Le français a souligné que les risques perçus sur l'approvisionnement du marché ont poussé les prix du pétrole brut vers de nouveaux records. "Dans ce contexte, les prix du brut ont poursuivi leur hausse alors que les marges de raffinage s'inscrivaient en retrait par rapport au niveau atteint en 2005", a-t-il ajouté. Sur les trois premiers mois de l'année, le prix moyen du baril de Brent a progressé de 30% par rapport au premier trimestre 2005 pour s'établir à 61,8 dollars le baril.
Le secteur amont a vu son résultat d'exploitation ajusté bondir de 40% à 5,601 milliards d'euros, avec une rentabilité des capitaux employés (ROACE) qui s'est établie à 42% contre 40% en 2005. Le secteur aval a vu sa contribution au résultat opérationnel du groupe baisser de 4% à 856 millions d'euros, en raison d'un "environnement du raffinage en Europe moins favorable qu'un an auparavant". Le ROACE de cette division a gagné un point à 29%.
Le pôle chimie a vu son résultat opérationnel chuter de 44% à 310 millions d'euros, en raison de l'impact de la hausse des matières premières sur le segment pétrochimie. "La baisse d'Arkema (-40%) s'explique essentiellement par un environnement moins favorable qu'au premier trimestre 2005 pour les produits vinyliques et acryliques", a ajouté Total, notant que le ROACE du pôle avait reculé de 2,5 points par rapport à 2005 à 8,5%. Sur l'ensemble de groupe, cet indicateur progresse cependant d'un point au premier trimestre 2006 par rapport à l'ensemble de 2005, à 28%. Total a également dit avoir maintenu son ratio d'endettement aux alentours de 25% à 30%.
Le pétrolier n'a pas donné de prévisions chiffrées pour le deuxième trimestre.
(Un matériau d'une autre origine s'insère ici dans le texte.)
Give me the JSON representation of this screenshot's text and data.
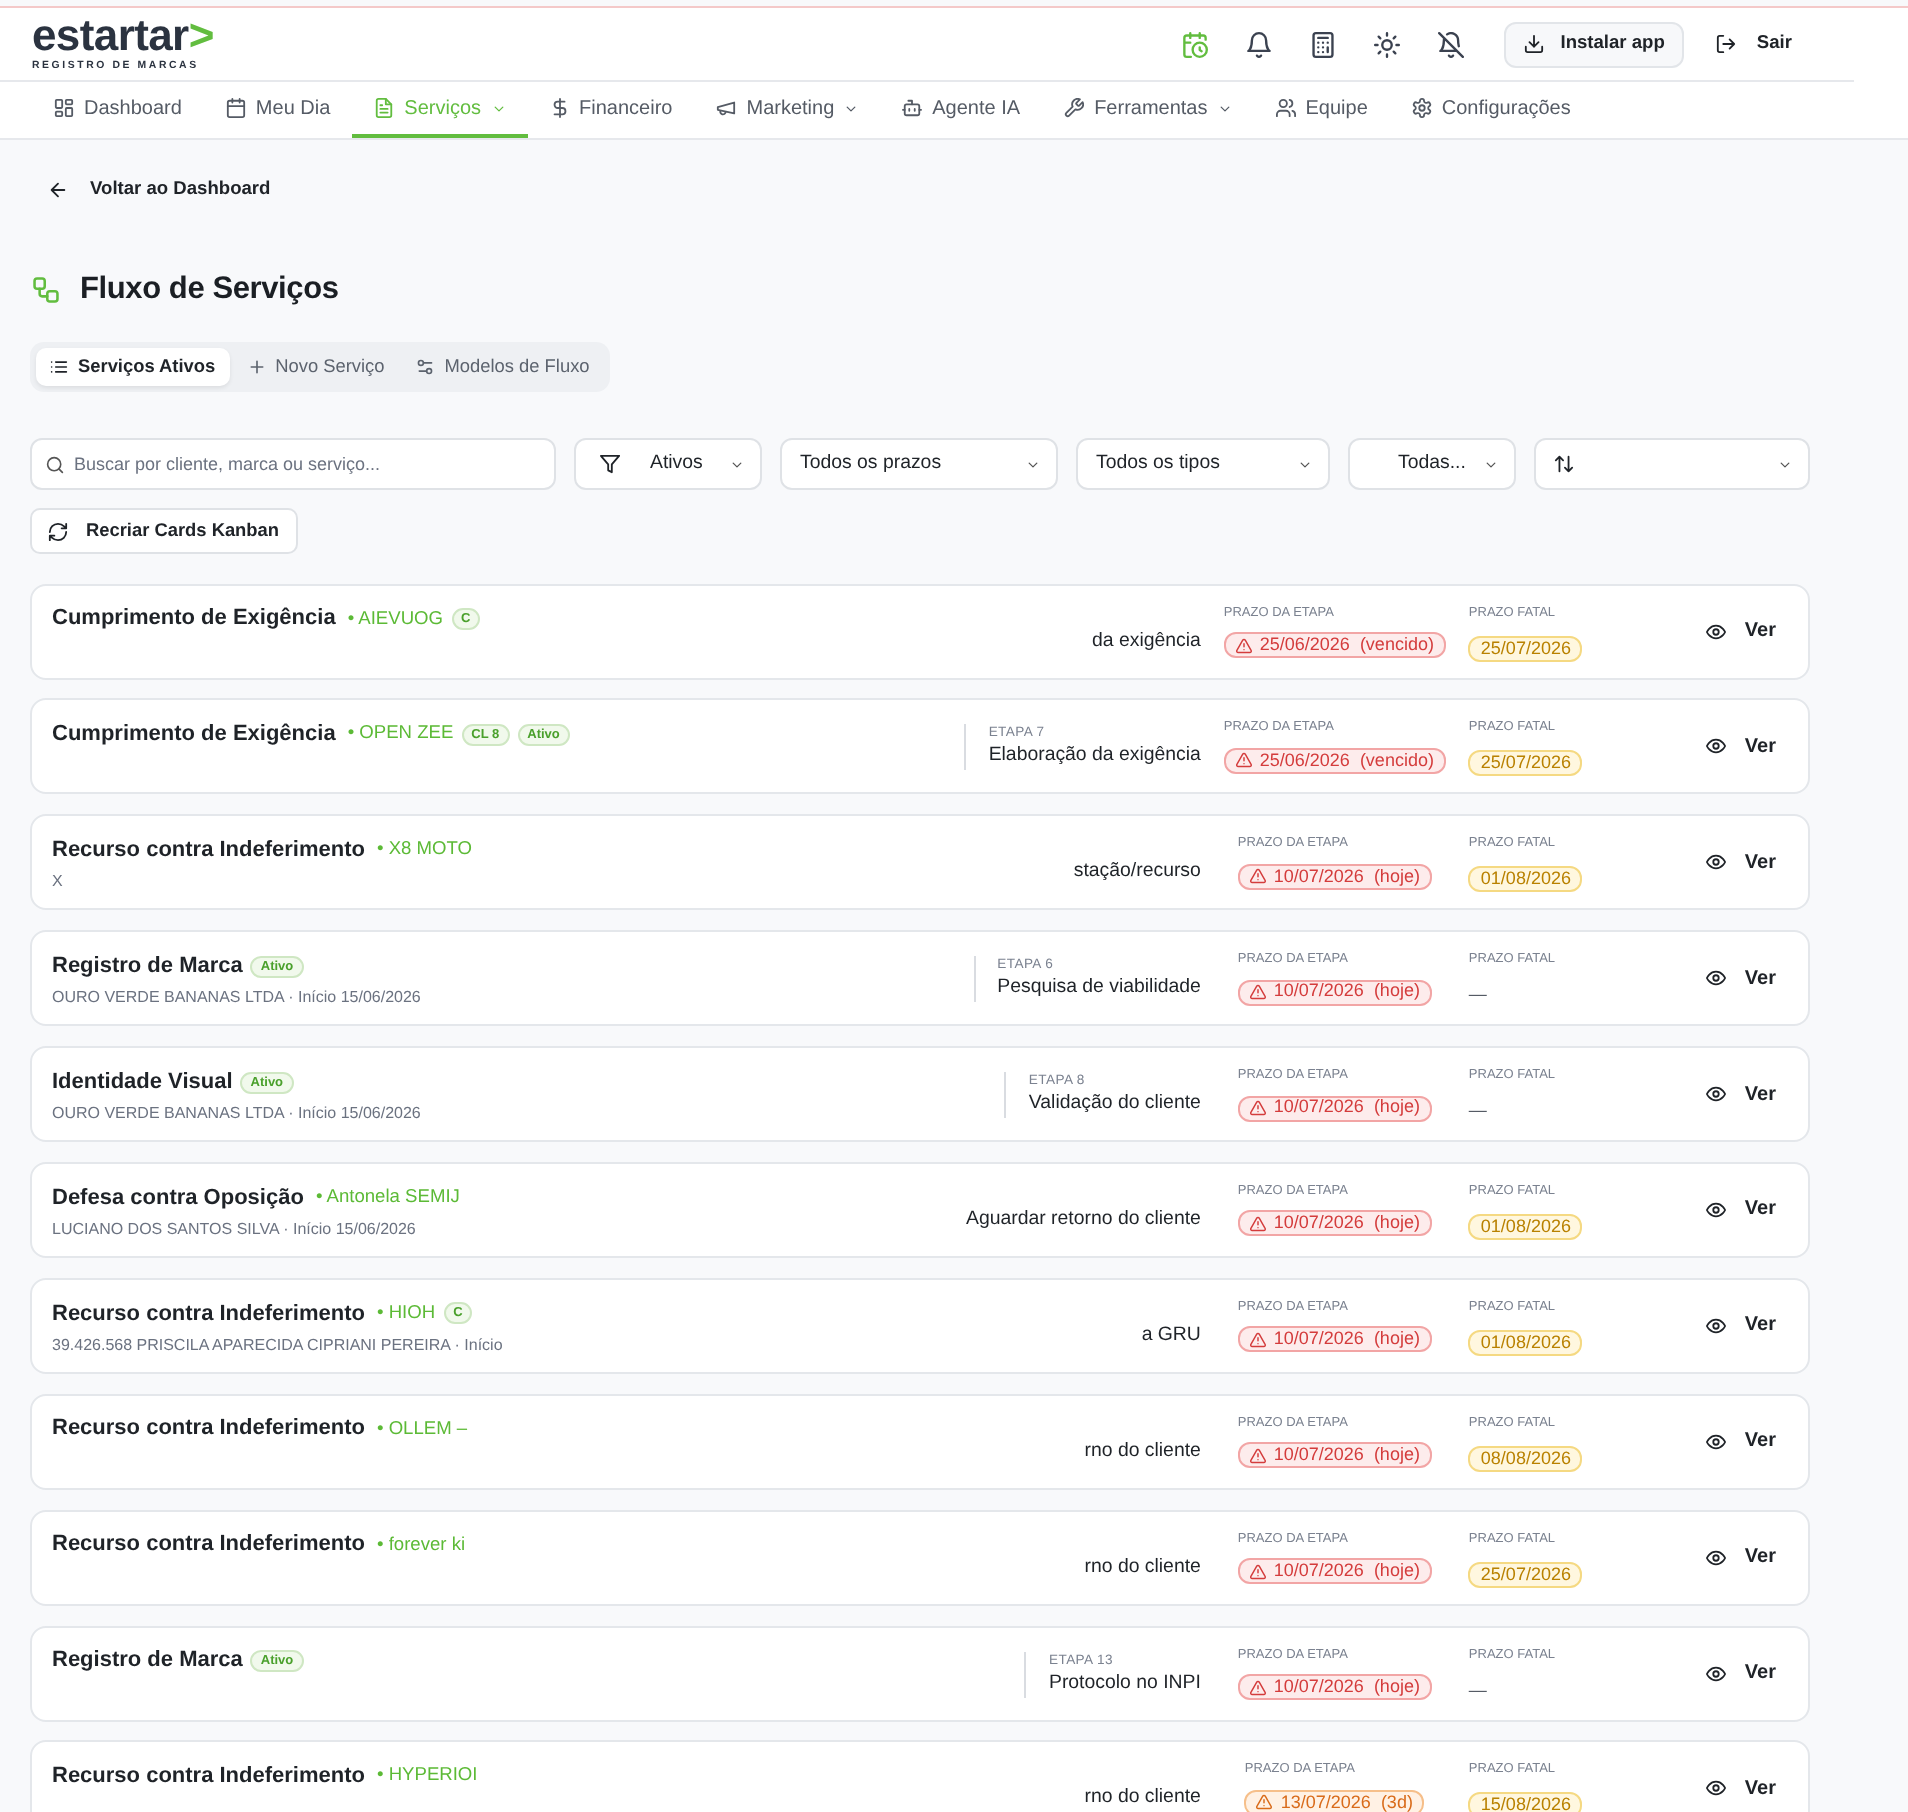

Il a juste indiqué que depuis que celui-ci a commencé, "les risques perçus sur l'approvisionnement du marché ont poussé les prix du pétrole brut vers des niveaux record et les marges de raffinage se situent à un niveau légèrement supérieur à celui du premier trimestre".
A la clôture, le titre gagne 1,69% à 222,40 euros à Paris.